The objective function is the sum of all restraints, and so is only comparable if you have the same number and type of restraints, which is not the case here, so no, they are not comparable. You would be better advised to evaluate the models with an assessment method such as GA341 or DOPE (which will be comparable between models since your target sequence is the same). I would also advise you to build multiple models to ensure adequate sampling, not just a single one for each case.
Ben Webb, Modeller Caretaker
I am modeling a structure composed of two modules: M1 (one domain) linked to M2 (two domains).
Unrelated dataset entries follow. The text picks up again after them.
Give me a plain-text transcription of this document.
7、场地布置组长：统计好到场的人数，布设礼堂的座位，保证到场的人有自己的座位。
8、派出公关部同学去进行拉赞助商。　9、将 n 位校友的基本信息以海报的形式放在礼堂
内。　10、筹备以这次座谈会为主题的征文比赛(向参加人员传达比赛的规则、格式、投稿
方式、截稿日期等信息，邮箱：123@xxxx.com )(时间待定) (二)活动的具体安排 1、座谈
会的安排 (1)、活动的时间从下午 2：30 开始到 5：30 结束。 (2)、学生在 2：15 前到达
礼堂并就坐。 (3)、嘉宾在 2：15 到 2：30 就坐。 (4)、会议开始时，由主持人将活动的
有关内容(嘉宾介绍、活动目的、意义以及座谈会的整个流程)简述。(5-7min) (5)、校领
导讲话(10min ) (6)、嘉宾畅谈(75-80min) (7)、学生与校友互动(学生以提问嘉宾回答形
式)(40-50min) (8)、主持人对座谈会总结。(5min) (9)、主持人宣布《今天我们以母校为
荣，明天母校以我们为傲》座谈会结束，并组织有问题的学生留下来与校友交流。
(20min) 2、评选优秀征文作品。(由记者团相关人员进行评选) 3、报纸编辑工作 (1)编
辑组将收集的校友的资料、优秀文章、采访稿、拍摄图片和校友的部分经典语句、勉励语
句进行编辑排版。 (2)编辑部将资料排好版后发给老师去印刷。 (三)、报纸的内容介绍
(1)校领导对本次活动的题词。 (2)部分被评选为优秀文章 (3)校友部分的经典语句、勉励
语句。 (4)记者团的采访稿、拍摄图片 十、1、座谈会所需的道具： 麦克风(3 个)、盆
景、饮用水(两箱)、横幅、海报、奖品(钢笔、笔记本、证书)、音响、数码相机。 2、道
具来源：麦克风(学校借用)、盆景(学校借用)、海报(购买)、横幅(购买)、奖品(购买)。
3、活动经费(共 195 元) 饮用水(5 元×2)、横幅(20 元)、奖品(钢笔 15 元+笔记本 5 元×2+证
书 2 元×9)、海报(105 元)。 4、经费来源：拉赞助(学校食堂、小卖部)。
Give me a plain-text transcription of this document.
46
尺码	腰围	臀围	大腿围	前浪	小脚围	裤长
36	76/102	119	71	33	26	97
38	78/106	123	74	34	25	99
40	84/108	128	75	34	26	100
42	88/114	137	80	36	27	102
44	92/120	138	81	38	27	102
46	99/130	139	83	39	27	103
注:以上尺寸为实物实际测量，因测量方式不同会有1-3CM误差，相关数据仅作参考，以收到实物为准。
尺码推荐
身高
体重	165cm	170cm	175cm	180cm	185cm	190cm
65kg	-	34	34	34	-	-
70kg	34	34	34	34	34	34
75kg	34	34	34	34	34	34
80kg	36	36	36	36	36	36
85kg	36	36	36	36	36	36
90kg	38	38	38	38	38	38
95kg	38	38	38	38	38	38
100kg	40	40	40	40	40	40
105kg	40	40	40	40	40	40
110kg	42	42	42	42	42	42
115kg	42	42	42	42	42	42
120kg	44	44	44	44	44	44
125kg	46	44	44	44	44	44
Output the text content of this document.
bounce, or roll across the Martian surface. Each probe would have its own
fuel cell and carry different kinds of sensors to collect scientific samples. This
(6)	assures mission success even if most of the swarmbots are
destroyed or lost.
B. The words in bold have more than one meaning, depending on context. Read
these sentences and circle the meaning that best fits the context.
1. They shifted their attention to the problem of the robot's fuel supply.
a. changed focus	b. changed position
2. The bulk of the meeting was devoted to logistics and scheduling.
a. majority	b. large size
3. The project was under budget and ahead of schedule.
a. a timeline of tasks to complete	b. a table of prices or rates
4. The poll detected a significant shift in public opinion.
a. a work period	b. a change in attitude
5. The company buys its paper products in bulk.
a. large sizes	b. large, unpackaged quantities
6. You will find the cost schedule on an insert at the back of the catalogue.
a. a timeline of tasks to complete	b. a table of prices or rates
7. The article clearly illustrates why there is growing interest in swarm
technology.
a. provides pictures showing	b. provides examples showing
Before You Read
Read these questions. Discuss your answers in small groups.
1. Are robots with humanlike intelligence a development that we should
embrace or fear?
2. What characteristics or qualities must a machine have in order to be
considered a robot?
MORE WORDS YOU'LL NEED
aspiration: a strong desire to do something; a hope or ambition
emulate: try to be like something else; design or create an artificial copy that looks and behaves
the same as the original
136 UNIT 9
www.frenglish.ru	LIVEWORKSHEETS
M1 - 100 residues M2 - 200 residues
First, separately I generated models for M1 and M2 and I joined them. Secondly I generated models for M1 and M2 in this way that they have been already joined - I created one chain with already joined M1 and M2. I separated M1 and M2 and I compared DOPE scores.
Models modeled "alone" had better score: M1 = DOPE = -9360 M2 = DOPE = -20497
than models after "separation"
M1 = DOPE = -9129 M2 = DOPE = -20211
1_Does a difference in DOPE score is significant ? 2_Which models chose ? 3_Which modeling procedure is in better agreement with protein folding problem? Domains fold indepedently but from the other hand a final structure is composed of two joined elements = energy of "final protein" should be influenced by energy of M1 and M2 - so maybe despite worse DOPE scores a chain modeled with already joined domains is "much" biologic.